Gejala DM tipe II berjalan secara perlahan lahan dan sering tanpa disadari
penderita DM tipe II. Gejala permulaan sering dirasakan cepat lelah, merasa tidak fit,
mudah lapar, sering buang air kecil dan mudah lelah tanpa diketahui penyebabnya.
Selain itu penderita DM tipe II juga sering mengalami penglihatan kabur, luka yang
susah untuk sembuh, infeksi jamur di daerah genitalia, impotensi pada laki laki dan
kaki terasa keras pada waktu berjalan. Kemudian sering disertai gangguan pada
multipel organ seperti timbulnya manifestasi pada kulit dan peningkatan kadar profil
lipid yang memicu adanya dislipidemia pada penderita DM tipe II yang memicu
penyakit kardiovaskuler.25

Pada penderita DM Tipe II sering tidak meyadari gejala diabetes, untuk


penegakan diagnosis dibuat berdasarkan pemeriksaan darah di laboratorium dan tes
toleransi glukosa. Pada keadaan hiperglikemia yang berat penderita DM Tipe II
mengalami polidipsia, poliuria, lemah dan somnolen. Penderita DM Tipe II jarang
mengalami ketoasidosis karena tidak terjadi defisiensi insulin secara mutlak.25

5. Diagnosis
a. Anamnesis
Penegakan diagnosis dilakukan dengan adanya 3 gejala klasik DM tipe II:

a) Poliuria (sering buang air kecil)


b) Polidipsia (mudah haus)
c) Polifagia (muda lapar)
d) Penurunan berat badan tanpa sebab yang jelas
Pada anamnesis penderita DM tipe II sering ditemukan adanya perubahan
pola makan, status nutrisi, penurunan berat badan, gangguan tumbuh kembang
pada anak atau pun dewasa, adanya riwayat infeksi kulit, gigi, traktus urogenitalis
yang tidak cepat sembuh. Selain itu pada anamnesis juga perlu ditanyakan
mengenai pengobatan yang pernah diperoleh sebelumnya secara lengkap termasuk
terapi gizi medis, penyuluhan tentang perawatan DM secara mandiri, pengobatan
yang telah dijalani termasuk obat yang digunakan serta program latihan jasmani.
Pada pemeriksaan hasil laboratorium terdahulu perlu ditanyakan riwayat
pemeriksaan HbA1c dan hasil pemeriksaan kusus yang berkaitan dengan diagnosis
DM tipe II.26

Adanya riwayat komplikasi akut seperti ketoasidosis diabetikum, hiperosmolar


non ketotik, hiperglikemia dan hipoglikemia setelah pemberian terapi diabetes.

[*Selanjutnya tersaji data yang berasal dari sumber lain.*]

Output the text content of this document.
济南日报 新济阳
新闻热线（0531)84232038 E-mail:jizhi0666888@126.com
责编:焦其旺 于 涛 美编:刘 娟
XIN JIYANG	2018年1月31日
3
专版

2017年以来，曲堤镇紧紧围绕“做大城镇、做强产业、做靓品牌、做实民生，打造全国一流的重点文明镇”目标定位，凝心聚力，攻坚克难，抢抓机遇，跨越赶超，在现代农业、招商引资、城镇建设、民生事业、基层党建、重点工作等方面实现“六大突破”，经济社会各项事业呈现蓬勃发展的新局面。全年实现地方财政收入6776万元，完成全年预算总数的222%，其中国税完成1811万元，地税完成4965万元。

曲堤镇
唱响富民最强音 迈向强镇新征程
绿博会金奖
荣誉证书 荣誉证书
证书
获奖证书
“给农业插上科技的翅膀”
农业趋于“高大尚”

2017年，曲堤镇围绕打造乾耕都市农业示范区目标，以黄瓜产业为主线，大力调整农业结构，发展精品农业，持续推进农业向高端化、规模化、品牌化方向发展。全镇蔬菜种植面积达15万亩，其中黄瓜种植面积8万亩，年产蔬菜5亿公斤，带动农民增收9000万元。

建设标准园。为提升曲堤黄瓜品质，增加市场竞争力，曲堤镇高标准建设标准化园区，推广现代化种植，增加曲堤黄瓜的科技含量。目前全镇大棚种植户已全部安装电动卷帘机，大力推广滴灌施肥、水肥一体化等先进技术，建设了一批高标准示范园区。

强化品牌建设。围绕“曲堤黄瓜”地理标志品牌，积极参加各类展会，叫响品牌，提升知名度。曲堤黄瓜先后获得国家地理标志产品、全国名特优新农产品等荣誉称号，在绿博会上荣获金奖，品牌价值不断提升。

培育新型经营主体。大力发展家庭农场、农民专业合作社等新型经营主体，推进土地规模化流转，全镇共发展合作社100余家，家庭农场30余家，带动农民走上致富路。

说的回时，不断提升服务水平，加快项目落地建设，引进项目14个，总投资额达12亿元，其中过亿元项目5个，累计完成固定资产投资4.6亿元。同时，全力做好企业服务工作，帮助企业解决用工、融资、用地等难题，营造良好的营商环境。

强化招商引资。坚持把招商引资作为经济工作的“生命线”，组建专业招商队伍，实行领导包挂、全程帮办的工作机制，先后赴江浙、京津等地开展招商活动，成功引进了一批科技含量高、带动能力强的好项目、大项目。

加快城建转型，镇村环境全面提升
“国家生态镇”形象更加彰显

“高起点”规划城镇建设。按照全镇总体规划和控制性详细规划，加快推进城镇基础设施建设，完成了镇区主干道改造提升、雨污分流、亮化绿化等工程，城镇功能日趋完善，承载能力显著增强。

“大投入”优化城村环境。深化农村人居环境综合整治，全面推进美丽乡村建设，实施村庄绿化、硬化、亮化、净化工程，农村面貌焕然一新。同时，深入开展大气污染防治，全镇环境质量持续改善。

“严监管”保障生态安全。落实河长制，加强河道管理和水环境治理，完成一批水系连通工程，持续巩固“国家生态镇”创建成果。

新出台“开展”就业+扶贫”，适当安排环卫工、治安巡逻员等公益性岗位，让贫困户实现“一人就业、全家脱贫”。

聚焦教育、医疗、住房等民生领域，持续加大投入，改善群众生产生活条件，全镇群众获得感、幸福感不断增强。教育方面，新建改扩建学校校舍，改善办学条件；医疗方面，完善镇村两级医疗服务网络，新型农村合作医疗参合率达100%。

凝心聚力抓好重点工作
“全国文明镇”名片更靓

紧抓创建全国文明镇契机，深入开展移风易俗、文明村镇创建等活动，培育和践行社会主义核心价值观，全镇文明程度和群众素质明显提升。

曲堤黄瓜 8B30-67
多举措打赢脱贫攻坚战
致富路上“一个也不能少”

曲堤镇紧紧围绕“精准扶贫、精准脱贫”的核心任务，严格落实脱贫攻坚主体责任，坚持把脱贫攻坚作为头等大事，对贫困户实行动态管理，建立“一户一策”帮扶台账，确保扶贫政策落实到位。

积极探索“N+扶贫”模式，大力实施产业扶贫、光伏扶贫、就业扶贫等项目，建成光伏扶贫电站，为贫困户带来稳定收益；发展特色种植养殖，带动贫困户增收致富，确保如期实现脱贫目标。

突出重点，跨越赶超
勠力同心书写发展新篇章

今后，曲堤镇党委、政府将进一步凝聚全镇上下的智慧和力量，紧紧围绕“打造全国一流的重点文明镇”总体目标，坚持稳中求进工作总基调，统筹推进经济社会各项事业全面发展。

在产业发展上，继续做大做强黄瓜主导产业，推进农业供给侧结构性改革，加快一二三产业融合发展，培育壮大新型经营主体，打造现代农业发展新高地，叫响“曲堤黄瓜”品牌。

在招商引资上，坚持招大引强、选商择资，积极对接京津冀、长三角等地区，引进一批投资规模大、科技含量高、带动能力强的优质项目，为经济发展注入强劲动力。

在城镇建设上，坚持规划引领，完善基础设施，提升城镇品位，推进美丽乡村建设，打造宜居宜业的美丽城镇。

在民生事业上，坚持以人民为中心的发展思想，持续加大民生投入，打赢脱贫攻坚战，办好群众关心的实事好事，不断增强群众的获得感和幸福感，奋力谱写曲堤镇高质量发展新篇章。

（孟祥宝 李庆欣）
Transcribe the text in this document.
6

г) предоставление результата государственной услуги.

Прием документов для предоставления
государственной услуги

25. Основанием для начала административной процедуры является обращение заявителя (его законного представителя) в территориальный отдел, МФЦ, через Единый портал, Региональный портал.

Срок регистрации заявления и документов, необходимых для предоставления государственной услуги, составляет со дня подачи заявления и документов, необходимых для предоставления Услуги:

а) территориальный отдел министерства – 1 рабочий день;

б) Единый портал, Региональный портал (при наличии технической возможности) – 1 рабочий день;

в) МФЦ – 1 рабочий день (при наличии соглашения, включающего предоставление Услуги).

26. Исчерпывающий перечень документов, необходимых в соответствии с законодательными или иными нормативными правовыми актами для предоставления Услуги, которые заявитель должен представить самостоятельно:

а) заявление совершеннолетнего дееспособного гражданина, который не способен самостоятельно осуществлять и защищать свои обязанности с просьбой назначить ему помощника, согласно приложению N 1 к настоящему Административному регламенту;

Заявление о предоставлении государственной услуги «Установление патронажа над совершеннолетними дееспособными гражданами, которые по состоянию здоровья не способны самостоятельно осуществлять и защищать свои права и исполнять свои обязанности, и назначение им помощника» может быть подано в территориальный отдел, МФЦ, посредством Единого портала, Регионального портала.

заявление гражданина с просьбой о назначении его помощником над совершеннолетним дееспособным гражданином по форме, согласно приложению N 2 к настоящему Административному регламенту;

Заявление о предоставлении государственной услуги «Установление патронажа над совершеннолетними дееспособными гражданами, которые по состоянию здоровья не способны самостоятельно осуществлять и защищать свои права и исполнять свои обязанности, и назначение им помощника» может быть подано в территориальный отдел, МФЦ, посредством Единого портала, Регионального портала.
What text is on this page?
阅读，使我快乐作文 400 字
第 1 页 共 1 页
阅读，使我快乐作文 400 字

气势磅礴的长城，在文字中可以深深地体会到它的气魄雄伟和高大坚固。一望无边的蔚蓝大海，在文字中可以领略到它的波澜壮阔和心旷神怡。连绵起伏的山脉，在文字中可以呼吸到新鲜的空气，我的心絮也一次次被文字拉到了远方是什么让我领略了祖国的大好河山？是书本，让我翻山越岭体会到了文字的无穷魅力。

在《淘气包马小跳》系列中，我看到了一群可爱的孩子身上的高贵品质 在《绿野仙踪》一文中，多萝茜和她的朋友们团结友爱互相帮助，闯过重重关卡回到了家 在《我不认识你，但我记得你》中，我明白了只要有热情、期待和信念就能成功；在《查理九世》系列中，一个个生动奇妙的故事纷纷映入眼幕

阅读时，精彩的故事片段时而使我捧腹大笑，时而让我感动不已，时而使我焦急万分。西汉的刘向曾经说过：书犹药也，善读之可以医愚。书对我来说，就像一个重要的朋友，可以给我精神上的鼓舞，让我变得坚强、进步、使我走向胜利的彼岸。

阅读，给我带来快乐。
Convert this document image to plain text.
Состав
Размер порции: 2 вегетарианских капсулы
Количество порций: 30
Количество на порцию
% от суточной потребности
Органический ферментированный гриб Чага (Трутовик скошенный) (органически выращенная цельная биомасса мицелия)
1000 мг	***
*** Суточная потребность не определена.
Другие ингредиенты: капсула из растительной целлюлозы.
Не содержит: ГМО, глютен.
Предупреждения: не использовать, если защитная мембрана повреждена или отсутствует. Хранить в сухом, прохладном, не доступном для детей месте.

Serta
perlu ditanyakan tentang pola hidup, budaya sosial ekonomi serta adanya riwayat
keluarga yang menderita DM tipe II dan riwayat diabetes gestasional.26

b. Pemeriksaan Fisik
Pada pemeriksaan fisik penderita DM tipe II sering tidak ditemukan gambaran
khas. Pemeriksaan fisik yang dilakukan meliputi pengukuran tinggi badan dan berat
badan, pengukuran tekanan darah termasuk tekanan darah posisi berdiri dan tidur
untuk mengetahui kemungkinan hipotensi ortostatis. Pemeriksaan palpasi nadi,
pemeriksaan kulit apakah ditemukan acantosis nigricans dan bekas penyuntikan
insulin, apakah ditemukan kelainan neuropati dan kelainan kulit akibat komplikasi
mikrovaskuler DM tipe II. Dan perlu dilakukan pemeriksaan neurologis. 26

c. Pemeriksaan Penunjang
Untuk penegakan diagnosis DM tipe II yaitu dengan pemeriksaan glukosa
darah dan pemeriksaan glukosa peroral (TTGO). Sedangkan untuk membedakan
DM tipe II dan DM tipe I dengan pemeriksaan C-peptide.27

Pemeriksaan glukosa darah

a) Glukosa Plasma Vena Sewaktu


Pemeriksaan gula darah vena sewaktu pada pasien DM tipe II
dilakukan pada pasien DM tipe II dengan gejala klasik seprti poliuria,
polidipsia dan polifagia. Gula darah sewaktu diartikan kapanpun tanpa
memandang terakhir kali makan. Dengan pemeriksaan gula darah sewaktu
sudah dapat menegakan diagnosis DM tipe II. Apabila kadar glukosa darah
sewaktu ≥ 200 mg/dl (plasma vena) maka penderita tersebut sudah dapat
disebut DM. Pada penderita ini tidak perlu dilakukan pemeriksaan tes
toleransi glukosa. 28

b) Glukosa Plasma Vena Puasa


Pada pemeriksaan glukosa plasma vena puasa, penderita dipuasakan
8-12 jam sebelum tes dengan menghentikan semua obat yang digunakan,
bila ada obat yang harus diberikan perlu ditulis dalam formulir. Intepretasi
pemeriksan gula darah puasa sebagai berikut : kadar glukosa plasma puasa
< 110 mg/dl dinyatakan normal, ≥126 mg/dl adalah diabetes melitus,
sedangkan antara 110-126 mg/dl disebut glukosa darah puasa terganggu
(GDPT). Pemeriksaan gula darah puasa lebih efektif dibandingkan dengan
pemeriksaan tes toleransi glukosa oral. 28

c) Glukosa 2 jam Post Prandial (GD2PP)


Tes dilakukan bila ada kecurigaan DM. Pasien makan makanan yang
mengandung 100gr karbohidrat sebelum puasa dan menghentikan merokok
serta berolahraga. Glukosa 2 jam Post Prandial menunjukkan DM bila kadar
glukosa darah ≥ 200 mg/dl, sedangkan nilai normalnya ≤ 140. Toleransi
Glukosa Terganggu (TGT) apabila kadar glukosa > 140 mg/dl tetapi < 200
mg/dl.28

d) Glukosa jam ke-2 pada Tes Toleransi Glukosa Oral (TTGO)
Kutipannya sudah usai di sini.